Its impressive two million-square-foot health care portfolio is leased by numerous high-profile hospitals and medical providers including Montefiore Health System, Mount Sinai, St. John’s Riverside Hospital and a host of others located at properties on Long Island, Westchester, New York City, Northern New Jersey and Fairfield County, CT. Its portfolio includes the imaginative redevelopment of a former state psychiatric facility in the Bronx to the highly successful Hutchinson Metro Center to the reimagined Boyce Thompson Center in Yonkers.
The Boyce Thompson redevelopment project converted a long shuttered eyesore into a thriving mixed-use complex that features health care concerns such as St. John’s Riverside Hospital, which occupies a new two-level, 15,000-square-foot freestanding building for outpatient care and physician offices and WESTMED Medical Group that leases a new 20,000-square-foot addition constructed at the south end of the main building. Other healthcare tenants at the complex include ColumbiaDoctors, Riverside Dental Health, Westchester Gastroenterology, Juvanni Med Spa and Family Wellness Pharmacy. Recently, Starbucks and Japanese sushi restaurant ISO opened at the 85,000-square-foot complex that is now more than 90% leased.
Real Estate In-Depth talked with Simone to discuss the changing health care industry and how Simone has been able to grow its portfolio.
He explained that the concept behind Simone Healthcare’s growth has been “stay with what you know and what you do best.” Simone said that health care executives, while extremely knowledgeable in the medical field, in most cases find it nearly impossible to navigate through the many facets of real estate development and construction.
The veteran developer quipped, “By the way I think I would be relatively challenged if someone asked me to do surgery today, I don’t think it would work out to well.”
He continued that his firm literally takes on all facets of the real estate project from the inception to the ribbon cutting and beyond. In fact, in some cases Simone serves as the outsourced real estate division of the health care concern. Simone’s template is to own the real estate and lease the space long-term to the hospital or medical service provider.
“We do not think hospitals should own ambulatory facilities,” Simone said. “We think that is a silly waste of their capital… Rather than tie up their money in bricks, they can make a much higher return buying other hospital systems, buying other practices, equipment and technology. They will do far better.”
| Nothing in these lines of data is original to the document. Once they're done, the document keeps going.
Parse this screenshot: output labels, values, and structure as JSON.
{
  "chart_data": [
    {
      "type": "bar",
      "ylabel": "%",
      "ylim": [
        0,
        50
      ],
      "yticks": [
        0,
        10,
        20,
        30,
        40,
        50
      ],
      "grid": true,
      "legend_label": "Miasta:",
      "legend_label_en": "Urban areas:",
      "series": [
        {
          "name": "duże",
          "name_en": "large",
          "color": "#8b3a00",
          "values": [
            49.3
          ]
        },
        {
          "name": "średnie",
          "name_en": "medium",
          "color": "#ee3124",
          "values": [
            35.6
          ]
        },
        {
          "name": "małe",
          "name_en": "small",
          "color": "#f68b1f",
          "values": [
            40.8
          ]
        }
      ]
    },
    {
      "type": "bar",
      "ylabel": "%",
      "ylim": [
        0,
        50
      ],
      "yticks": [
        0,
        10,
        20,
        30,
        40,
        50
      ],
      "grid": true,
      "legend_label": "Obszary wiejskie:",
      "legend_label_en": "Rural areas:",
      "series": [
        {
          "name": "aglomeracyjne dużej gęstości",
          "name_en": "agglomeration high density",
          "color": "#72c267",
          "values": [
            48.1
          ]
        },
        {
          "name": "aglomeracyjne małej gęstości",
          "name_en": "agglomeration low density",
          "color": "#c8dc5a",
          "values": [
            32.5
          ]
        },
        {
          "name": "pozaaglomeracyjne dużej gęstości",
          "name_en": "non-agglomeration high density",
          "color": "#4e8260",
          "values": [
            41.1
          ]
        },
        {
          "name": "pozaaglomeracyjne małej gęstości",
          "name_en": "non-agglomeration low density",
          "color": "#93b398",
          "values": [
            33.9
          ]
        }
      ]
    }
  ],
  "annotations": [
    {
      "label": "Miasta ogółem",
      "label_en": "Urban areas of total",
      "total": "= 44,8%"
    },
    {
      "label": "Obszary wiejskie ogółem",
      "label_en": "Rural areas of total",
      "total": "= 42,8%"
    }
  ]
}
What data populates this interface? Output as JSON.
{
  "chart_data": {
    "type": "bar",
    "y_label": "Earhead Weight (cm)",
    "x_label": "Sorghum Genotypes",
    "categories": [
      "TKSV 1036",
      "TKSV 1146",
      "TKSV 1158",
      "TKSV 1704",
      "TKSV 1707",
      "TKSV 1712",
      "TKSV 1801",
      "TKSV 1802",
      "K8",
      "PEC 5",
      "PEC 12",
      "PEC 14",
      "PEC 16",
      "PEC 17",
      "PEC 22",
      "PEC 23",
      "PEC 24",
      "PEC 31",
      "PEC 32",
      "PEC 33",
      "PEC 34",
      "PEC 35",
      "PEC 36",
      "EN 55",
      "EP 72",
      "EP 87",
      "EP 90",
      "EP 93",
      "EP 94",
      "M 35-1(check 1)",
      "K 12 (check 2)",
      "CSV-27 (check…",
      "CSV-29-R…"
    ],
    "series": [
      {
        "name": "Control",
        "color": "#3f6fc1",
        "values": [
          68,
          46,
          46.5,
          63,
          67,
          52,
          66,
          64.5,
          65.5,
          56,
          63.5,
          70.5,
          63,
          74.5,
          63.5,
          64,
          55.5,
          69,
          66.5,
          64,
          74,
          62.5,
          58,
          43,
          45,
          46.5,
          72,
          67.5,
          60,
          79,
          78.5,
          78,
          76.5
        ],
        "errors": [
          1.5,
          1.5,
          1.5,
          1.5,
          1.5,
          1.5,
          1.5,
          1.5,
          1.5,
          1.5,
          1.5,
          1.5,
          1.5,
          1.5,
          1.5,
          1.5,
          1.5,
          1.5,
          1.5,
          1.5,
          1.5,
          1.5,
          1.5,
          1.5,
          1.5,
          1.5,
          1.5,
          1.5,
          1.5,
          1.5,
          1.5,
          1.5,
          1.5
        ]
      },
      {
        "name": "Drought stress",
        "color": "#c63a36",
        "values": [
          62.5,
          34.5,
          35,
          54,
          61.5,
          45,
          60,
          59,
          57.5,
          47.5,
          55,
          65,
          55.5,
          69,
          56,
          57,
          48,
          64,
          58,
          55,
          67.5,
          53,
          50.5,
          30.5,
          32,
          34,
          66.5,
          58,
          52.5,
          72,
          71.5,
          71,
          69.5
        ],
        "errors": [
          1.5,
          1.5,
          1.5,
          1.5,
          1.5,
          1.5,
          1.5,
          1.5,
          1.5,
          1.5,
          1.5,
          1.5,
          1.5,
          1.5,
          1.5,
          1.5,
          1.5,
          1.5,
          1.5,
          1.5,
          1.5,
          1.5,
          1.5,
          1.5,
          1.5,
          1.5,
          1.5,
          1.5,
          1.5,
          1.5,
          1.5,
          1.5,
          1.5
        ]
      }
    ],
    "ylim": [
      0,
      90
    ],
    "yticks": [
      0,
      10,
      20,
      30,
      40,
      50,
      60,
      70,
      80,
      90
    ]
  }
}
Simone Healthcare develops, sources, acquires and navigates their hospital or health care service provider clients through the planning and approval process, the design phase, the financing component of the deal and ultimately any leases and the management of the property as well once completed.
The New York metro region lagged behind most of the rest of the country in terms of health care consolidation and later capital investment, but Simone began to see opportunities emerge in 2001 when it started developing the Hutchinson Metro Center in the Bronx.
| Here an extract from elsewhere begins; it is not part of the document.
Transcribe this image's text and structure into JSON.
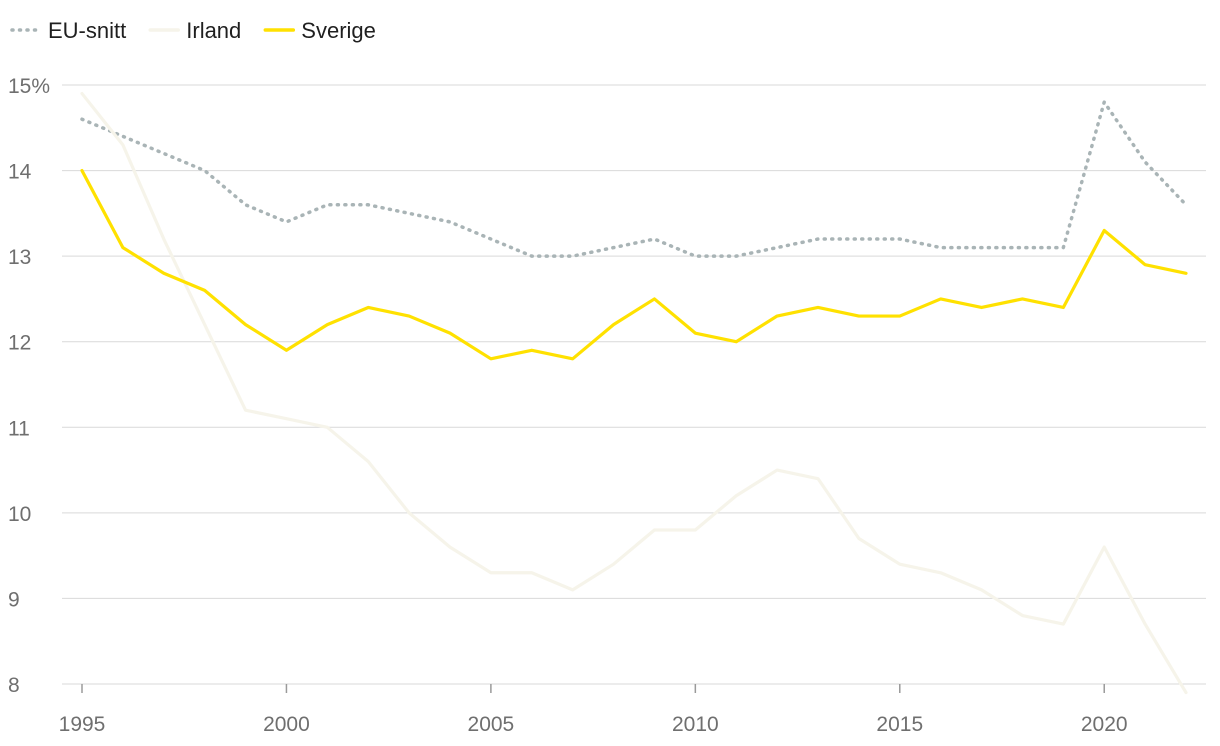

Simone theorized that the shakeout in the health care industry was caused in least in part by hospitals requiring fewer beds due to many medical procedures being performed on an outpatient basis. He said the impact of this trend did not affect the New York region at first due to its dense population, but eventually it led to hospital closures, mergers, etc.
The surge in capital investment in the health care field in the region Simone believes is in its early stages and has a good run left. In fact, he believes the region is in about the third inning of a nine-inning contest.
Simone, who said he has been in contact with just about every chief hospital and healthcare official in the tri-state region, said health care real estate is different from conventional real estate transactions in many ways. He noted that with lease deals with professional services firm or other non-medical users, the owner tells them when the space is ready, they turn on the lights and move in.
With health care users its different and more complex, due in part because the deal involves physicians, expensive equipment and patients. Simone said the health care concerns can’t just “populate the building overnight. It has to ramp up and that is why most of these medical professionals don’t move a lot. Because you are dealing with patients, physicians and equipment… So you have to stage it, you have to understand it and again it doesn’t move as fast as the real estate moves.”
Simone said that in some cases to make these deals work, the firm will literally sit down and help structure a financial plan that would include helping stage the space and also “ladder the rent” so that costs are more spread out, especially during the early part of the lease.